Use a practice test platform (Whizlabs, ExamPro, or MeasureUp) and take only the questions from your weak domain. Get 15 questions on storage. Miss three. Review those three. Take 15 more on storage. Miss one. Keep going until you hit 90%+ consistently.

Only after you’ve hit 90% on your weak domain do you take a full practice exam.

Step 4: Master the question types that failed you.

Review your exam results. You’ll see breakdowns by question type: multiple choice, multiple select, drag-and-drop, hot spot, and case studies.

If you bombed multiple-select questions, you know the problem: selecting all correct answers, not partial credit. Practice those relentlessly.

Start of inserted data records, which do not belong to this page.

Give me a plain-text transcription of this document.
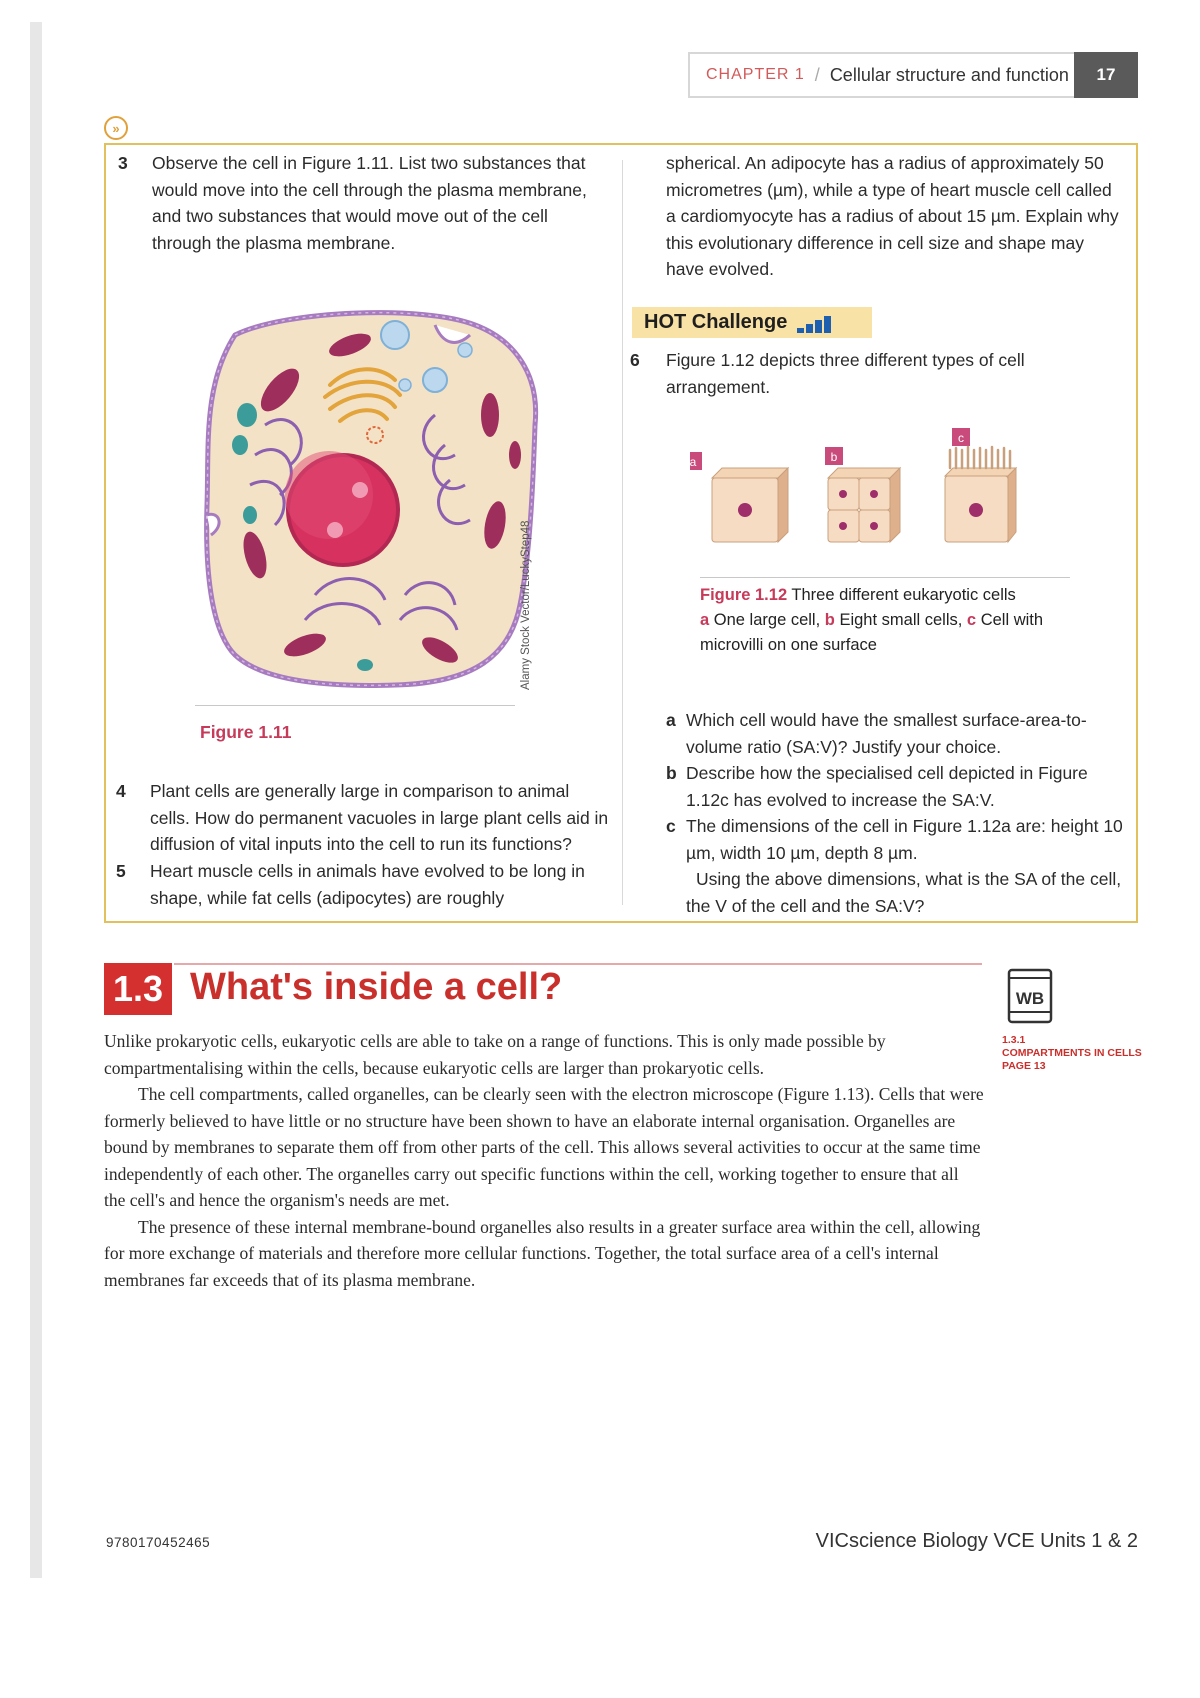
CHAPTER 1 / Cellular structure and function	17
»
3 Observe the cell in Figure 1.11. List two substances that would move into the cell through the plasma membrane, and two substances that would move out of the cell through the plasma membrane.
Alamy Stock Vector/LuckyStep48
Figure 1.11
4 Plant cells are generally large in comparison to animal cells. How do permanent vacuoles in large plant cells aid in diffusion of vital inputs into the cell to run its functions?
5 Heart muscle cells in animals have evolved to be long in shape, while fat cells (adipocytes) are roughly
spherical. An adipocyte has a radius of approximately 50 micrometres (µm), while a type of heart muscle cell called a cardiomyocyte has a radius of about 15 µm. Explain why this evolutionary difference in cell size and shape may have evolved.
HOT Challenge
6 Figure 1.12 depicts three different types of cell arrangement.
a	b
c
Figure 1.12 Three different eukaryotic cells
a One large cell, b Eight small cells, c Cell with microvilli on one surface
a Which cell would have the smallest surface-area-to-volume ratio (SA:V)? Justify your choice.
b Describe how the specialised cell depicted in Figure 1.12c has evolved to increase the SA:V.
c The dimensions of the cell in Figure 1.12a are: height 10 µm, width 10 µm, depth 8 µm.
Using the above dimensions, what is the SA of the cell, the V of the cell and the SA:V?
1.3 What's inside a cell?	WB
1.3.1
COMPARTMENTS IN CELLS
PAGE 13

Unlike prokaryotic cells, eukaryotic cells are able to take on a range of functions. This is only made possible by compartmentalising within the cells, because eukaryotic cells are larger than prokaryotic cells.

The cell compartments, called organelles, can be clearly seen with the electron microscope (Figure 1.13). Cells that were formerly believed to have little or no structure have been shown to have an elaborate internal organisation. Organelles are bound by membranes to separate them off from other parts of the cell. This allows several activities to occur at the same time independently of each other. The organelles carry out specific functions within the cell, working together to ensure that all the cell's and hence the organism's needs are met.

The presence of these internal membrane-bound organelles also results in a greater surface area within the cell, allowing for more exchange of materials and therefore more cellular functions. Together, the total surface area of a cell's internal membranes far exceeds that of its plasma membrane.

9780170452465	VICscience Biology VCE Units 1 & 2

If case studies destroyed you, you need to read 10 more case scenarios per week—complex, multi-step scenarios where one wrong assumption cascades through the whole answer.

What To Focus On (And What To Skip)

Focus on this:

  • Hands-on portal configuration (not reading about it)
  • Azure CLI commands with real syntax (not approximations)
  • The order of steps matters—get it wrong, the scenario fails
  • Networking scenarios: VPN connections, route tables, NSG rules
  • VM scenarios: sizing, scaling, availability, backup
  • Storage scenarios: tiers, replication, access tiers, lifecycle
  • Identity scenarios: role assignments, managed identities, conditional access

Skip this:

  • Theoretical deep-dives into how Azure’s backend works
  • Historical information about old Azure features
  • Edge cases that affect 0.1% of real jobs
  • Azure pricing (it won’t be on the exam in detail)
  • Services that aren’t in the AZ-104 exam blueprint (Kubernetes, Functions, Logic Apps—save those for other certs)

The exam blueprint is published by Microsoft. Get it. Cross-reference it with your weak domain. Study only what’s on the blueprint.

Your Next Move

Here’s what you do right now:

Tonight: Log into Microsoft Learn. Find the hands-on module for your weakest domain. Complete one exercise, actually configuring resources, not just reading. Screenshot your result.

This week: Spend one hour every day in the Azure Portal (free tier or sandbox environment) configuring real scenarios. Pick one domain. Master it.

Next week: Take a domain-specific practice test on that domain. Target 90%.

Week three: Take a full practice exam. Score above 720 before you schedule your retake.

That’s your plan. Not theory. Not motivation. Action.

Book your retake date right now. Put it on your calendar. The specificity forces accountability. Then get into the Portal and build something.